Amy Goodman: Time for an information spill
“Deep Spill 2” sounds like a sequel to a Hollywood thriller.
Unfortunately, it is more of a reality show. “Deep Spill 2” is the name of an ambitious series of proposed scientific experiments that should be happening right now. Scientists from around the globe are ready, literally, to dive in to understand what is happening with the oil and gas that are spewing into the Gulf of Mexico with the force of a volcano.
There is one problem, though: BP won’t let them.
Ira Leifer is a scientist on the government-appointed Flow Rate Technical Group and a researcher in the Marine Science Institute at the University of California, Santa Barbara. He organized a team of scientists to develop intensive study of the Deepwater Horizon oil gusher, since so little is known about how oil and gas behave under water, especially at the depths and temperatures one mile below the surface. The group of scientists presented the plan to BP, which ignored them, then to Rep. Ed Markey, D-Mass., of the House Energy and Commerce Committee. Markey wrote to BP on June 10:
“My understanding is that BP has not yet responded to Dr. Leifer’s request to make direct flow measurement. … I request that you provide whatever budget and ROV (robotic vehicle) access is needed to allow these scientists to deploy their measurement activities.”

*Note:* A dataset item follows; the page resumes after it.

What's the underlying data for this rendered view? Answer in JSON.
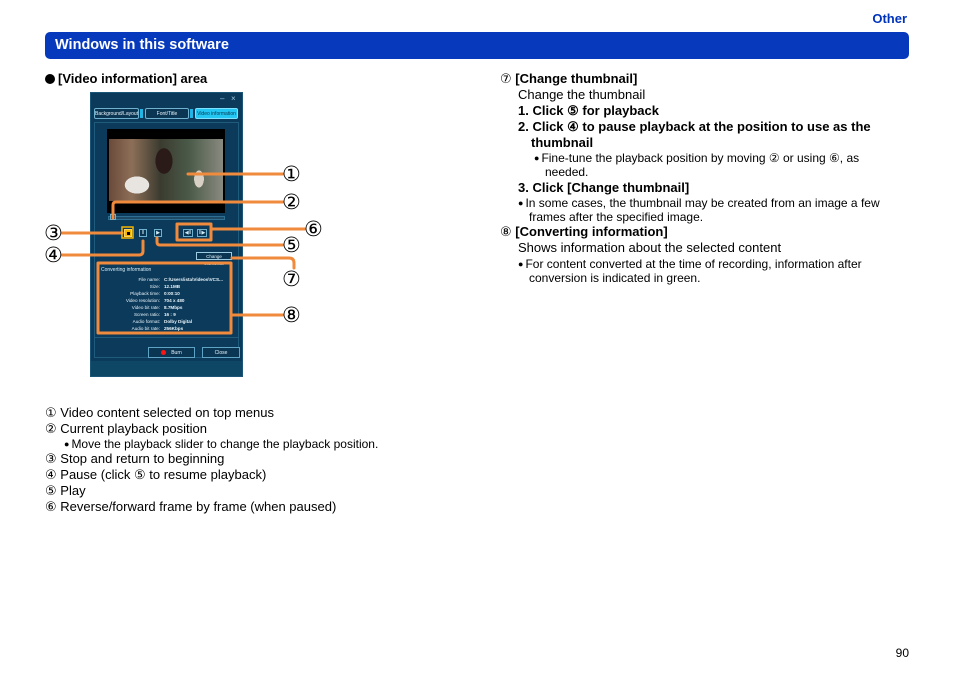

A month later, Dr. Leifer told me: “We have heard nothing from BP. … Other scientists I know who are doing and trying to do research find themselves blocked at every turn from actually learning what we need to know so we can address this spill safely.”

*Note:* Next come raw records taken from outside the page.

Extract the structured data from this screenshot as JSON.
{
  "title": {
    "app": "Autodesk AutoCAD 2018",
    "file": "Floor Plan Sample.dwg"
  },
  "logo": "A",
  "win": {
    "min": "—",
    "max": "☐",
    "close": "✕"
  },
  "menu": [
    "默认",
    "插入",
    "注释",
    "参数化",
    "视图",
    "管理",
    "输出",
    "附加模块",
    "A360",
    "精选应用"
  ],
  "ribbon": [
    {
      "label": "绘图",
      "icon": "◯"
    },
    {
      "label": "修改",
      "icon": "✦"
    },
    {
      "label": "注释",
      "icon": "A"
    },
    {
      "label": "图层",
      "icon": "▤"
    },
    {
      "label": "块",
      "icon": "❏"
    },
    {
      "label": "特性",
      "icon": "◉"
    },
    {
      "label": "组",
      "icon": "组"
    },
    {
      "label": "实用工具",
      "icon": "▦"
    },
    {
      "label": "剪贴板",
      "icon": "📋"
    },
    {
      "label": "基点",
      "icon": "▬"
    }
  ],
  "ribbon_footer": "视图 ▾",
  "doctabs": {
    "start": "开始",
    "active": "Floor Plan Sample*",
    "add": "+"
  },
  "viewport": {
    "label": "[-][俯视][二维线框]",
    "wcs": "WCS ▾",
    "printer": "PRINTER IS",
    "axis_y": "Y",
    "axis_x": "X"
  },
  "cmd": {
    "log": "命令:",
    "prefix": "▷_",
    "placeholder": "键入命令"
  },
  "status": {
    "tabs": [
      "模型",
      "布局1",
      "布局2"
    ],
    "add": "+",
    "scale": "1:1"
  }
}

Ten years ago, scientists conducted “Deep Spill 1,” a limited, 750-barrel controlled release off the coast of Norway, to study deep-sea oil spill phenomena. The lack of scientific knowledge of deep-water oil disasters allows BP officials like Tony Hayward to pronounce, as he did in late May, that “The oil is on the surface. … There aren’t any plumes.”
So, while BP scientists, executives and public-relations experts produce sound bites with their own fake “news teams,” the world’s leading experts are being shut out by BP itself.
Also shut out in the BP Gulf disaster are the media. The Coast Guard has announced new rules keeping the public, including photographers and reporters covering the spill, from coming within 65 feet of any response vessels or booms on the water or on beaches. Violators could face a fine of up to $40,000 and felony charges. In order to get within the 65-foot limit, media must get direct permission from the Coast Guard captain of the Port of New Orleans.
The 65-foot limit follows the rule requiring overhead flights with media to stay above 3,000 feet. Just like the Bush administration barring photographs of flag-draped coffins, the Obama administration seems to be colluding with BP to limit the images of the disaster. With current rules, and with photographers potentially facing felony charges, you can expect far fewer photos and videos of oil-soaked pelicans and dying sea turtles. You will likely see fewer overhead close-ups showing how woefully inadequate the cleanup is, as 4 million gallons of oil jet into the Gulf every day.
Stories of denial of media access accumulate like tar balls on the beach (which have now made their way into Louisiana’s Lake Pontchartrain and to beaches in Texas). PBS NewsHour reporters were repeatedly denied access to a Department of Health and Human Services National Disaster Medical System trailer, ringed with barbed wire. A CBS Evening News crew on a boat was accosted by another boat with five BP contractors and two U.S. Coast Guard members, and denied access to an oil-drenched beach.
Dr. Leifer sees reporting as an essential part of the overall process:
“Reporters having access is part of the learning process as a society so that when there are accidents in the future, we actually can respond intelligently and not with a lot of unknown assumptions.”
If only BP and the federal government allowed information to flow as freely as the oil, we might well be on the road to dealing with this catastrophe.